Nicholas hesitated, glaring at her with a fire that should have turned the chilled room to sweltering. Finally he spoke, and the disgust in his voice wounded Simone more than she ever could have imagined.
“Why, you manipulative viper.” He dropped her arm and backed away. “Of course you learned of her from Lady Haith. You are not so clever as you would have me think, Simone—nor I so dense.”
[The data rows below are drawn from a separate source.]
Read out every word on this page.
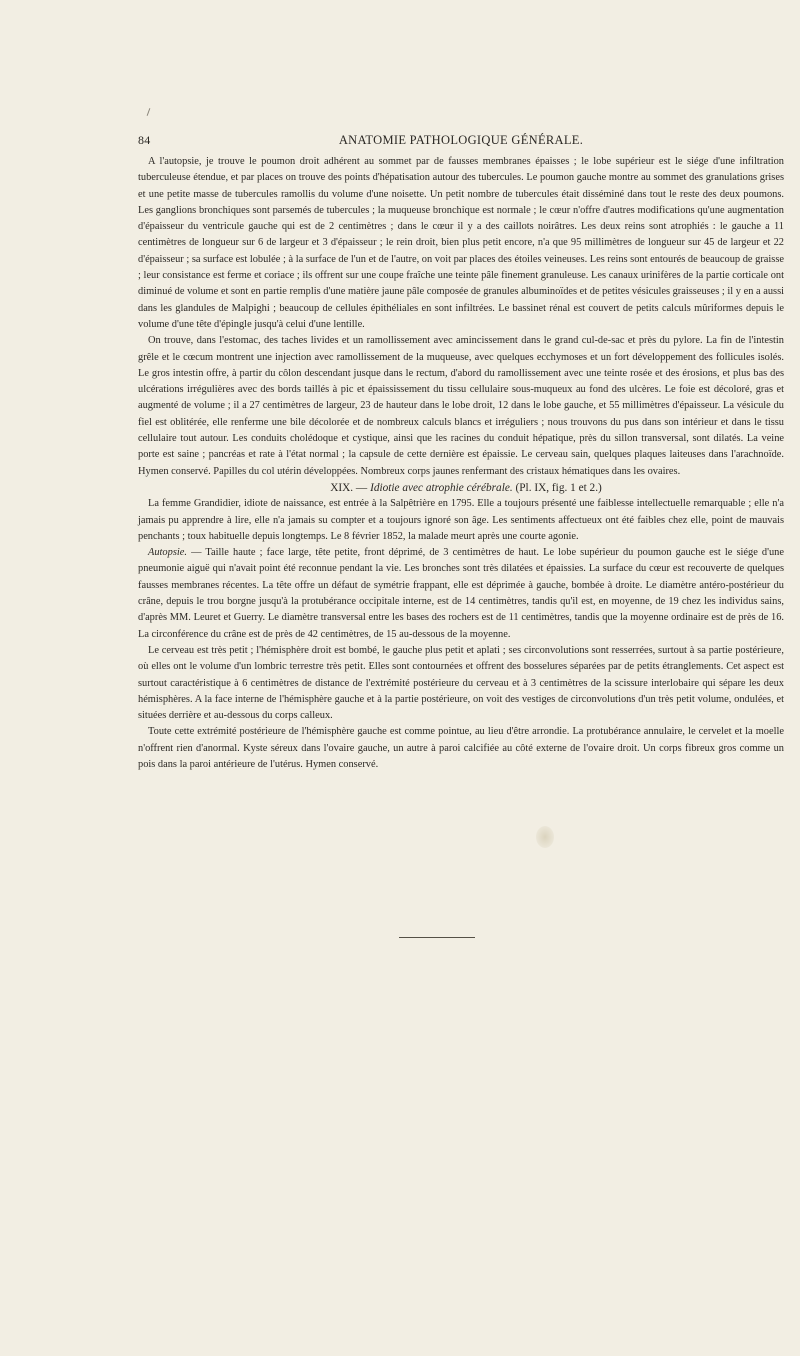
84	ANATOMIE PATHOLOGIQUE GÉNÉRALE.

A l'autopsie, je trouve le poumon droit adhérent au sommet par de fausses membranes épaisses ; le lobe supérieur est le siége d'une infiltration tuberculeuse étendue, et par places on trouve des points d'hépatisation autour des tubercules. Le poumon gauche montre au sommet des granulations grises et une petite masse de tubercules ramollis du volume d'une noisette. Un petit nombre de tubercules était disséminé dans tout le reste des deux poumons. Les ganglions bronchiques sont parsemés de tubercules ; la muqueuse bronchique est normale ; le cœur n'offre d'autres modifications qu'une augmentation d'épaisseur du ventricule gauche qui est de 2 centimètres ; dans le cœur il y a des caillots noirâtres. Les deux reins sont atrophiés : le gauche a 11 centimètres de longueur sur 6 de largeur et 3 d'épaisseur ; le rein droit, bien plus petit encore, n'a que 95 millimètres de longueur sur 45 de largeur et 22 d'épaisseur ; sa surface est lobulée ; à la surface de l'un et de l'autre, on voit par places des étoiles veineuses. Les reins sont entourés de beaucoup de graisse ; leur consistance est ferme et coriace ; ils offrent sur une coupe fraîche une teinte pâle finement granuleuse. Les canaux urinifères de la partie corticale ont diminué de volume et sont en partie remplis d'une matière jaune pâle composée de granules albuminoïdes et de petites vésicules graisseuses ; il y en a aussi dans les glandules de Malpighi ; beaucoup de cellules épithéliales en sont infiltrées. Le bassinet rénal est couvert de petits calculs mûriformes depuis le volume d'une tête d'épingle jusqu'à celui d'une lentille.

On trouve, dans l'estomac, des taches livides et un ramollissement avec amincissement dans le grand cul-de-sac et près du pylore. La fin de l'intestin grêle et le cœcum montrent une injection avec ramollissement de la muqueuse, avec quelques ecchymoses et un fort développement des follicules isolés. Le gros intestin offre, à partir du côlon descendant jusque dans le rectum, d'abord du ramollissement avec une teinte rosée et des érosions, et plus bas des ulcérations irrégulières avec des bords taillés à pic et épaississement du tissu cellulaire sous-muqueux au fond des ulcères. Le foie est décoloré, gras et augmenté de volume ; il a 27 centimètres de largeur, 23 de hauteur dans le lobe droit, 12 dans le lobe gauche, et 55 millimètres d'épaisseur. La vésicule du fiel est oblitérée, elle renferme une bile décolorée et de nombreux calculs blancs et irréguliers ; nous trouvons du pus dans son intérieur et dans le tissu cellulaire tout autour. Les conduits cholédoque et cystique, ainsi que les racines du conduit hépatique, près du sillon transversal, sont dilatés. La veine porte est saine ; pancréas et rate à l'état normal ; la capsule de cette dernière est épaissie. Le cerveau sain, quelques plaques laiteuses dans l'arachnoïde. Hymen conservé. Papilles du col utérin développées. Nombreux corps jaunes renfermant des cristaux hématiques dans les ovaires.

XIX. — Idiotie avec atrophie cérébrale. (Pl. IX, fig. 1 et 2.)

La femme Grandidier, idiote de naissance, est entrée à la Salpêtrière en 1795. Elle a toujours présenté une faiblesse intellectuelle remarquable ; elle n'a jamais pu apprendre à lire, elle n'a jamais su compter et a toujours ignoré son âge. Les sentiments affectueux ont été faibles chez elle, point de mauvais penchants ; toux habituelle depuis longtemps. Le 8 février 1852, la malade meurt après une courte agonie.

Autopsie. — Taille haute ; face large, tête petite, front déprimé, de 3 centimètres de haut. Le lobe supérieur du poumon gauche est le siége d'une pneumonie aiguë qui n'avait point été reconnue pendant la vie. Les bronches sont très dilatées et épaissies. La surface du cœur est recouverte de quelques fausses membranes récentes. La tête offre un défaut de symétrie frappant, elle est déprimée à gauche, bombée à droite. Le diamètre antéro-postérieur du crâne, depuis le trou borgne jusqu'à la protubérance occipitale interne, est de 14 centimètres, tandis qu'il est, en moyenne, de 19 chez les individus sains, d'après MM. Leuret et Guerry. Le diamètre transversal entre les bases des rochers est de 11 centimètres, tandis que la moyenne ordinaire est de près de 16. La circonférence du crâne est de près de 42 centimètres, de 15 au-dessous de la moyenne.

Le cerveau est très petit ; l'hémisphère droit est bombé, le gauche plus petit et aplati ; ses circonvolutions sont resserrées, surtout à sa partie postérieure, où elles ont le volume d'un lombric terrestre très petit. Elles sont contournées et offrent des bosselures séparées par de petits étranglements. Cet aspect est surtout caractéristique à 6 centimètres de distance de l'extrémité postérieure du cerveau et à 3 centimètres de la scissure interlobaire qui sépare les deux hémisphères. A la face interne de l'hémisphère gauche et à la partie postérieure, on voit des vestiges de circonvolutions d'un très petit volume, ondulées, et situées derrière et au-dessous du corps calleux.

Toute cette extrémité postérieure de l'hémisphère gauche est comme pointue, au lieu d'être arrondie. La protubérance annulaire, le cervelet et la moelle n'offrent rien d'anormal. Kyste séreux dans l'ovaire gauche, un autre à paroi calcifiée au côté externe de l'ovaire droit. Un corps fibreux gros comme un pois dans la paroi antérieure de l'utérus. Hymen conservé.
“You shall not speak to my sister in that manner!” Didier shrieked and rose to stand on the bed. The fire in the hearth released a curled lick of flame with a loud crack. Simone gasped as the red-orange finger flicked the hem of Nicholas’s chausses and set them alight. The baron jumped and stomped his foot with a hoarse shout, stumbling backward over his discarded footwear.
“Didier, good heavens!” Simone cried, rushing forward to slap at the flames. When the chausses were extinguished to little more than a fringe of blackened, smoking hem, she spun back to face the bed.
“That was entirely unwarranted!” she scolded the boy.
“He said hateful things to you,” Didier replied, his expression not in the least repentant. “You have done naught to deserve such name calling.”
“You cannot go about setting people afire merely because you do not care for their words, Didier, and I would think that by now you had learned to what ends arson should bring you. Lord Nicholas clearly does not understand our predicament. My lord—” Simone turned to apologize to Nicholas and to try to convince him that the strange events he’d recently witnessed were but a tiny sampling of the fantastic reality of Simone’s life during the past year.
But the room behind her was empty, the door left standing ajar.
Chapter 7
Nicholas maneuvered the winding corridors feeling as though he’d been dropped from a great height. Beads of sweat dotted his forehead and his heart pounded. How the wench had managed to nearly burn him alive without Nick seeing her so much as move toward the hearth, he did not know.
He halted before a chamber door identical to his own and raised a fist, pounding insistently. “Tristan! Tristan, open the—”
As if his brother had been waiting with his hand on the latch, the door swung wide. Tristan was still dressed for the feast, and Nick charged past him into the room.
“Good eventide, Nick,” Tristan said lightly, closing the door after his brother’s entrance. “How goes the wedding night?”
Nick halted in the center of the chamber, his breathing labored. Haith sat calmly in a dressing gown, brushing her undone mane before the fire.
“Lady Haith, I’ve an issue to take up with you,” he said through clenched teeth. “Several issues, actually.”
Tristan appeared at Nick’s side, a frown darkening his features. “Nicholas, I warn you—you have already upset my wife once this day. Should you value your comely face from further damage, you will guard your tongue.”
Nick opened his mouth to tell his brother that he could take his threats to the devil, but Haith spoke instead.
“’Tis alright, Tristan.” She rose from her seat and placed the ornate hairbrush on a small table. “’Tis my guess that Nick is merely confused and seeks us for answers. Although, in truth, I did not expect him so soon.”
“Confused?” Nick railed. “As I stand here, my new bride flies about our chamber speaking to herself. She tried to set me ablaze!” He shook his foot forward in example. “She’s mad, I tell you!”